Abstract and Introduction
Abstract
Status epilepticus (SE) is a neurologic emergency that require immediate vigorous treatment in order to prevent serious morbidity or even death. Several investigators have suggested that the underlying etiology is the primary determinant of outcome. We believe that this may be true in aggressively treated SE, but not when the treatment is less than optimal. In this article, we will discuss the factors that have been implicated in affecting SE outcomes, and argue, on the basis of both human and experimental animal data, that aggressive treatment is necessary and appropriate for all presentations of SE in order to maximize the probability of a successful outcome even when the etiology suggests a poor prognosis.
Introduction
Status epilepticus (SE) is a neurologic emergency that, when it presents as repeated generalized convulsions without full recovery of consciousness between convulsions, has been generally thought to require immediate vigorous treatment in order to prevent serious morbidity or even death.[1–5]
Although several studies have investigated and established the first line of treatment, the subsequent treatment steps remain controversial as, to date, there have been no class I studies that have investigated such a treatment. This is in part owing to the difficulty of conducting such trials on human patients. Furthermore, the necessity for urgent treatment in the case of subtle or nonconvulsive SE has been less widely accepted, and some have suggested that the underlying etiology is the primary determinant of outcome. This may be true in aggressively treated SE, but is not necessarily true when treatment is less than optimal. In this article we discuss the role of etiology and other factors on the outcome of generalized convulsive SE, but we argue, on the basis of both human and experimental animal data, that aggressive appropriate treatment for all presentations of SE will maximize the probability of successful outcome even when the etiology suggests a poor prognosis.
SE is defined as a single seizure lasting longer than 30 min or a series of epileptic seizures during which full function is not regained between ictal events.[6] More recently others have suggested that continuous ictal activity without evolution lasting more than 10 min[7] or even 5 min[8] should be considered SE. Thus, any seizure type of sufficient duration or frequency can be considered SE.[9] This allows the use of the International Classification of Epileptic Seizures[10] to classify SE. However, advances in understanding of generalized convulsive SE require that we expand the classification of at least secondarily generalized SE to include overt, subtle and electrical presentations of this type of SE (Box 1).
The occurrence of frequent seizures without fulfilling the criteria for SE in the International Classification of Epileptic Seizures has been described by several authors utilizing different terms, such as seizures cluster, serial seizures or acute repetitive seizures.
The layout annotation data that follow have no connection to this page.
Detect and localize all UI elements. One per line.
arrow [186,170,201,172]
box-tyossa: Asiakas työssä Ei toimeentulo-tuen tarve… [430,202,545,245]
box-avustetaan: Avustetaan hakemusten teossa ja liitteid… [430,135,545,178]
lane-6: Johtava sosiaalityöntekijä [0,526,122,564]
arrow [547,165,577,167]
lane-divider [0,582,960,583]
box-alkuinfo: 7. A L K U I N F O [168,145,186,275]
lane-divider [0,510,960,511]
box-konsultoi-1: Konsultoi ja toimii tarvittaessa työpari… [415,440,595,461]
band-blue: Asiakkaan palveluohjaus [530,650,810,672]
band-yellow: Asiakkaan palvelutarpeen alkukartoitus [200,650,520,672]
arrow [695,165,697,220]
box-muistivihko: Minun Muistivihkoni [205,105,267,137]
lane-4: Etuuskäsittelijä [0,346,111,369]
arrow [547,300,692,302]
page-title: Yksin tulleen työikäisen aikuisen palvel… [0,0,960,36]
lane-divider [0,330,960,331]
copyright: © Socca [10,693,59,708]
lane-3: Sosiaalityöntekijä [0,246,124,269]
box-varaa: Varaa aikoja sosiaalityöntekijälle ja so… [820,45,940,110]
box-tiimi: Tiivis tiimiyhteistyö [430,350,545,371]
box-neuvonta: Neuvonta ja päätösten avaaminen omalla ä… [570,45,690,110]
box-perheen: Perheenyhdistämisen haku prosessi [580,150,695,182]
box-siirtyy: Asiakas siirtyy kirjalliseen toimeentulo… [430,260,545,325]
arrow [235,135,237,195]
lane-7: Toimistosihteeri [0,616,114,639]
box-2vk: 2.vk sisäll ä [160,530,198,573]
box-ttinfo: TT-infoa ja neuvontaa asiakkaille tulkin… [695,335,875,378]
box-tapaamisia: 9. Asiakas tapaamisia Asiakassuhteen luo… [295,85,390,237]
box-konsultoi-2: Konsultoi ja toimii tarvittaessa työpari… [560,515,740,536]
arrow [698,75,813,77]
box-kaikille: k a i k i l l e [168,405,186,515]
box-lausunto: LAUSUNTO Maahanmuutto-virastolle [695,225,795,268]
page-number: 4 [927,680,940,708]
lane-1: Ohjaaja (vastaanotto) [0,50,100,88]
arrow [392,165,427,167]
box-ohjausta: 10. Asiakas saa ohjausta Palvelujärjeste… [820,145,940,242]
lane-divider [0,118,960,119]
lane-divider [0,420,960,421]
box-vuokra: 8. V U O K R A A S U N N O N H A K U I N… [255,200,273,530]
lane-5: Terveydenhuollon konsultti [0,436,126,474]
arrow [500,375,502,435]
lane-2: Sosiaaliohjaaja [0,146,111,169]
However, this concept of frequent seizures and its relationship to SE remains controversial. Some authors have suggested that seizure clusters can evolve into SE,[11] or at least create a higher risk for developing convulsive SE,[12] while others observed a decrease in the risk of developing SE after seizure clusters.[13]
Physiologically, SE is a condition where the effects of a single seizure still persist when the next seizure begins or where seizure terminating mechanisms have failed, so that epileptic activity continues longer than the usual seconds-to-minutes duration of single seizures.[14] These two scenarios result in a cumulative effect of seizure-induced pathophysiological changes, with the result that untreated or undertreated SE is a dynamic state. The dynamic nature of generalized convulsive SE, first recognized by Clark and Prout,[15–17] has been again appreciated in the last several decades.[5,18,19] We now recognize that untreated generalized convulsive SE can evolve from repeated overt convulsion without complete recovery of consciousness between the seizures, to more subtle, more-or-less continuous motor twitches of the face, abdomen or extremities, to complete cessation of motor activity even though ictal discharges continue on the EEG. This evolution is hypothesized to be due to an increasingly encephalopathic state that results in attenuation of transmission of messages from the motor cortex down the neuroaxis to the extremities to produce convulsions of the extremities. However, when the brain insult that induces generalized convulsive SE is sufficiently severe to induce an encephalopathic state from the beginning, patients may present in subtle or electrical generalized convulsive SE, without ever exhibiting overt convulsions.
Sometimes the term 'nonconvulsive SE' is used to apply to cases of subtle or electrical generalized convulsive SE. However, the concept of nonconvulsive SE is not well defined. Several investigators agree that nonconvulsive SE can be defined as a prolonged state of impaired consciousness or altered sensorium associated with continuous paroxysmal activity or electrographic discharges on the EEG. However, the term 'nonconvulsive SE' is also used to refer to complex partial SE and also to absence SE, so the terminology in this field is confusing. Furthermore, refractory SE is a term used by several investigators to define SE that has failed to respond to initial treatment (benzodiazepines and phenytoin), but again there is no general agreement regarding a precise definition of this term.
Expert Rev Neurother. 2011;11(12):1747-1758. © 2011 Expert Reviews Ltd.